- Born: September 16, 1887 Racine, Wisconsin, U.S.
- Died: September 19, 1967 (aged 80) Racine, Wisconsin
- Education: University of California, Berkeley
- Known for: Discovering Vitamin A and B
- Scientific career
- Fields: Biochemist
- Workplaces: University of Wisconsin, Squibb Pharmaceutical Company, Rutgers University
- Academic advisors: Elmer Verner McCollum

= Marguerite Davis =

American chemist

Marguerite Davis (September 16, 1887 – September 19, 1967) was an American biochemist, co-discoverer of vitamins A and B with Elmer Verner McCollum in 1913. Their research greatly influenced later research on nutrition.

== Early life ==
Davis was born on September 16, 1887, in Racine, Wisconsin, to John Jefferson Davis, a local physician and botanist, who taught at the University of Wisconsin. In his 1964 autobiography, Elmer Verner McCollum says that Davis was physically handicapped by severe burns that she received at age ten while playing at a bonfire when her clothing caught fire.

== Education ==
Davis' background and scientific interests led her to enroll at the University of Wisconsin in 1906. In 1908, she transferred to the University of California at Berkeley and received her bachelor of science degree in home economics in 1910. After graduation, Davis returned to the University of Wisconsin where she completed some graduate work, but did not complete a master's degree. At the University of Wisconsin, Davis began her work as a research assistant with McCollum.

== Discovery of vitamins A and B ==
Davis worked as an assistant for McCollum, caring for a large rat colony and helping expand it. Davis helped McCollum carry out "ten or more times as many experiments as [he] alone could manage". They were attempting to create mixtures that could replace food in animal diets, specifically studying trace chemicals in foods that are essential to life. These substances were called "vitamines", as they hypothesized that they were the organic molecule "amines".
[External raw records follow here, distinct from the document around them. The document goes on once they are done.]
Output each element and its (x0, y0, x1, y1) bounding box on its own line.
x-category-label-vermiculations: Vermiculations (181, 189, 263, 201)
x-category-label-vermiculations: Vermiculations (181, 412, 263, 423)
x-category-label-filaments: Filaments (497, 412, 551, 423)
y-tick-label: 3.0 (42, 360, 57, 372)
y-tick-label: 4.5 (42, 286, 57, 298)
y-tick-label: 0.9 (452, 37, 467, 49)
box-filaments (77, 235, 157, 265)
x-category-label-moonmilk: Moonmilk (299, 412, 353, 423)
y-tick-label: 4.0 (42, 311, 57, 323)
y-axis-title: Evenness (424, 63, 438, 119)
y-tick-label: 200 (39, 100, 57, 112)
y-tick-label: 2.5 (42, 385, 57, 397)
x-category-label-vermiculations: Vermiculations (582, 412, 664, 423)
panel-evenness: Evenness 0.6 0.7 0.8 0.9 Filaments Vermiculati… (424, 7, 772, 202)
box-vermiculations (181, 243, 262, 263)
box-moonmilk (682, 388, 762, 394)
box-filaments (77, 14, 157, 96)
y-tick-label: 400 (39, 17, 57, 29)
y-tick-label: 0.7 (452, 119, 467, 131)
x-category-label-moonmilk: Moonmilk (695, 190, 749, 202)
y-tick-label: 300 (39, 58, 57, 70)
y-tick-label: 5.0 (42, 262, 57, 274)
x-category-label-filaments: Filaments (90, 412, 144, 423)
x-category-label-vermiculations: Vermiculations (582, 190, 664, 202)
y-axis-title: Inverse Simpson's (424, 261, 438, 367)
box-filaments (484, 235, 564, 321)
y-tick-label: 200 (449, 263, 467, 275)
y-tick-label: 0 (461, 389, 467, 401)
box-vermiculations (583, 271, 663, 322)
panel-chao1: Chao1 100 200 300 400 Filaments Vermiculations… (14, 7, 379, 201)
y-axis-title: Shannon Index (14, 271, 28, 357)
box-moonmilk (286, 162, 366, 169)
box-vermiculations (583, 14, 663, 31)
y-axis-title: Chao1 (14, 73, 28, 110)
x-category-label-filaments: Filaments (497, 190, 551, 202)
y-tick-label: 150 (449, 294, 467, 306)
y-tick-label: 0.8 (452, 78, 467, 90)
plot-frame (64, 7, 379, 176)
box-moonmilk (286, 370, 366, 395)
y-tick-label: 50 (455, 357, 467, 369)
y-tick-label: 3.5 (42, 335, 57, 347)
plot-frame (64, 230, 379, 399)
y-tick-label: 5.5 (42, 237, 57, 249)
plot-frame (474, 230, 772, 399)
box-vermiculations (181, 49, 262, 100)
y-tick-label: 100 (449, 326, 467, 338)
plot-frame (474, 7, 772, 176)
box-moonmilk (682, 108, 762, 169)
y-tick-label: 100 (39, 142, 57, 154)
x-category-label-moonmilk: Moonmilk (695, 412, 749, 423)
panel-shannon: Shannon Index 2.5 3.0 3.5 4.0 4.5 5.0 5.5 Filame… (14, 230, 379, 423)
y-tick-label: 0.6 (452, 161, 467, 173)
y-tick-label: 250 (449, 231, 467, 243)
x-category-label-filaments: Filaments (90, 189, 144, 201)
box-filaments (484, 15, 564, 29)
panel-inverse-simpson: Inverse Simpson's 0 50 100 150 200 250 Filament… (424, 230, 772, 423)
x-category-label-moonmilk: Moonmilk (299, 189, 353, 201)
In 1913, Davis and McCollum identified what they called "fat-soluble A", a substance found in fats that is essential to life. They distinguished it from another substance described by Dutch chemist Christiaan Eijkman, which they studied and called "water-soluble B." These were later renamed Vitamins A and B, after long research on rats. The discovery of two vitamins paved the way to further research in nutrition.

Their discovery of fat-soluble Vitamin A and water-soluble Vitamin B was first published in the Journal of Biological Chemistry in 1913 in the paper "The Necessity of Certain Lipins in the Diet during Growth".

== Career ==
Davis founded the nutrition laboratories at the University of Wisconsin–Madison. She briefly moved to New Jersey to work for the Squibb Pharmaceutical Company and later helped Rutgers University form a nutrition lab as part of its Ernest Mario School of Pharmacy. In 1940, she returned to the University of Wisconsin to teach and do research for a number of years.

In 1940, Davis retired, returning to her hometown of Racine to live with her brother, John Archibald “Archie” Davis, in their family home. Davis pursued history and gardening after her retirement, and was active in local civic affairs. She was recognized for her contributions as a civic leader by Racine's Women's Civic Council in 1958. Davis died in Racine three days after her eightieth birthday on September 19, 1967.

In his 1964 autobiography, McCollum attributes his success in nutrition research to two people: Davis and Stephen Babcock. Davis worked in McCollum's lab from 1909 to 1916. McCollum asked annually for a salary for Davis, but was denied up until her last year. She was unpaid for 5 years, and was paid $600 in her sixth, and final year. After Davis left Madison, the rat colony that Davis helped build and care for was cared for by Nina Simmonds from 1916 to 1929.